Although the majority of men believe they’ve acquired the skills necessary to successfully arouse and pleasure a female partner during physical intimacy, the truth may be slightly less optimistic. The expectations for sexual intimacy by men and women have often been observed to vary significantly, depending upon the particular issue in question. While media outlets and pornography continue to dictate “norms” for sexual behavior and interpersonal relationship dynamics, these now archetypal ideas and actions are often found to vary significantly from the inner workings of a healthy, positive and rewarding emotional and physical relationship between a man and woman.
Respect Her Decisions
It’s common knowledge that a woman’s arousal levels are directly linked to her emotional state. Unlike men, who rely heavily on physical appeal to determine a woman’s “attractiveness,” women typically do not evaluate prospective partners in this fashion. Because of this, a man seeking to gain attention, both emotional and physical, from a female partner should first learn to respect her thoughts and actions. Although the idea of physical intimacy with an attractive female is obviously compelling, this is by no means a “go ahead” to engage in direct, disrespectful dialogue with a partner that serves to objectify or harass them. If, when discussing physical intimacy with a new partner, a woman expresses her doubts or hesitation at pursuing a physical relationship, these sentiments should be respected and upheld by her partner. This level of care and devotion can only help to strengthen the physical and emotional attraction between a women and her partner, ensuring rewarding physical intimacy at a later point.
Make Her Feel Comfortable
No one enjoys feeling preyed upon, and men should ensure that their partners do not feel pressured or influenced into sexual action at any point. One of the most influential component of a rewarding sexual relationship is mutual respect. By ensuring that a woman knows her thoughts and actions are of equal importance to that of her male partner, a level of comfort and peace can be reached that will further strengthen emotional and physical ties, leading to increased arousal and pleasure during sex.
Listen to Her
No one enjoys being ignored, much less an intimate partner. If you’re emotionally invested in a relationship with a woman, no matter how long it’s been in existence, you should ensure that she feels she has an open platform through which to discuss issues of special importance or relevance to her. A surefire way to destroy arousal levels and the desire for physical intimacy is to ignore a romantic partner. If your female companion feels that she’s being used for sex, it’s almost guaranteed that you’ve turned her off indefinitely. Not only will this damage your sex life, it will almost certainly ruin the opportunity to develop a meaningful relationship.

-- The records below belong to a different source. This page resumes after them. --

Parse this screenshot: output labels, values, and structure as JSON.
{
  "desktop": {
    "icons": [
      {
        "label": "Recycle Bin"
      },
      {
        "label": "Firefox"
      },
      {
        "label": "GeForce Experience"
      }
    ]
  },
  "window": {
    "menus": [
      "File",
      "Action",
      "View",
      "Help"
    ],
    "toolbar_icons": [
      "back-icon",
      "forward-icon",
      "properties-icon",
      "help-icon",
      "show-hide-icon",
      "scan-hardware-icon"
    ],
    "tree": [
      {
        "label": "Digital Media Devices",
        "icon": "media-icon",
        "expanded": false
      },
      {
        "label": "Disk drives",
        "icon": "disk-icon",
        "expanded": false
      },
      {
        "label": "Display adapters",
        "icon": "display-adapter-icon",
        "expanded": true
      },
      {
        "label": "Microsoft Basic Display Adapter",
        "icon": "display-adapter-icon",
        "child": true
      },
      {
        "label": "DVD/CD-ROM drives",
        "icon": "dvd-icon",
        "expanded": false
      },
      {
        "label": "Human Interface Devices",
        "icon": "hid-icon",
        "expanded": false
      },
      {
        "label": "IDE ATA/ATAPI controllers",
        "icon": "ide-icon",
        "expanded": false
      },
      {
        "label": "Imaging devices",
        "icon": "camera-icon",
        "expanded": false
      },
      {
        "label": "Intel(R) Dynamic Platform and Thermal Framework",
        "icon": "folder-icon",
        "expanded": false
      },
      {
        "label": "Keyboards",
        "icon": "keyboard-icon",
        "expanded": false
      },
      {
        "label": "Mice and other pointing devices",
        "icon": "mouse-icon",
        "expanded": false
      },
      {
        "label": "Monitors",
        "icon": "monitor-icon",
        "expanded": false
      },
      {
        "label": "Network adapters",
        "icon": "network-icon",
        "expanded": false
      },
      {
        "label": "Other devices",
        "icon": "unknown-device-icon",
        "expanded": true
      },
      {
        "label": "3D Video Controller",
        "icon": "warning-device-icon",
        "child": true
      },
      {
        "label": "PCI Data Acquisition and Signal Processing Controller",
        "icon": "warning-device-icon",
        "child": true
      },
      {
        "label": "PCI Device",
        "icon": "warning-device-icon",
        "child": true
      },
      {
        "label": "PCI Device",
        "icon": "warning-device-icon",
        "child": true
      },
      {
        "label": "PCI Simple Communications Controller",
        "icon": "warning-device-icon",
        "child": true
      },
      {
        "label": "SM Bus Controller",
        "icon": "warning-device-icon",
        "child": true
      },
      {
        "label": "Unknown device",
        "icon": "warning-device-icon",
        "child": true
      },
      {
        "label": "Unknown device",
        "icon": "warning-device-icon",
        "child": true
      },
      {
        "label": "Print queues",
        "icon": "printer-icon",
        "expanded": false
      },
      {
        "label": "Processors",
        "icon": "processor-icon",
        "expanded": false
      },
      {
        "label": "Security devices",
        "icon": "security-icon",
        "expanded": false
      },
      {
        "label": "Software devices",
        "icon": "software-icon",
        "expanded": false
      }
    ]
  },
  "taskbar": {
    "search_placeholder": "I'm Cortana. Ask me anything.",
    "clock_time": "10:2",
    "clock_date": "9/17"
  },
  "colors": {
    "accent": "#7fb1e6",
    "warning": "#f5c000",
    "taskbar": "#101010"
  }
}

Respect Her Decision to Wait
A significant number of both men and women have actively made the decision to abstain from sex until marriage. Because of this, neither members of a relationship should mock or chide the other if they are a virgin. Although this may be a point of contention for certain individuals, it also serves as an example of dedication and care that the virgin partner has been willing to pursue prior to meeting their future life partner.
Don’t Rush to Conclusions
Although “experienced” men may think they’ve known enough men to easily categorize and objectify future partners, this ignorant approach to interpersonal relationships can only serve to damage the likelihood of ever entering into a rewarding and loving life with another individual. Before developing a “plan of action” designed to attract a woman, allow yourself to discover her unique characteristics and personality organically, i.e. through conversation and honest dialogue. Through this, men can show that they care enough about their partner to take the time to learn “all there is to know.” This will definitely help increase passion and energy in future intimate interactions.
Treat Her as an Equal
No matter how your opinions and feelings may change towards a romantic partner as a relationship develops, both men and women should always treat their partners with a level of respect their, would expect be given to themselves. Respect is a crucial part of trusting, loving relationships and can help enhance pleasure and passion on an emotional and physical level. Unless you’re willing to embrace the independent thoughts, actions and preferences of your partner, you may not be ready for a physical or emotional relationship.
Be Honest
Communicate your thoughts, feelings and opinions with your partner, particularly if they relate to a particular element of your relationship with them that, in your mind, needs to be addressed. By demonstrating that you respect your partner enough to engage in honest conversation with them, you can ensure that the times you share together, both intimate and otherwise, will be of the highest possible quality.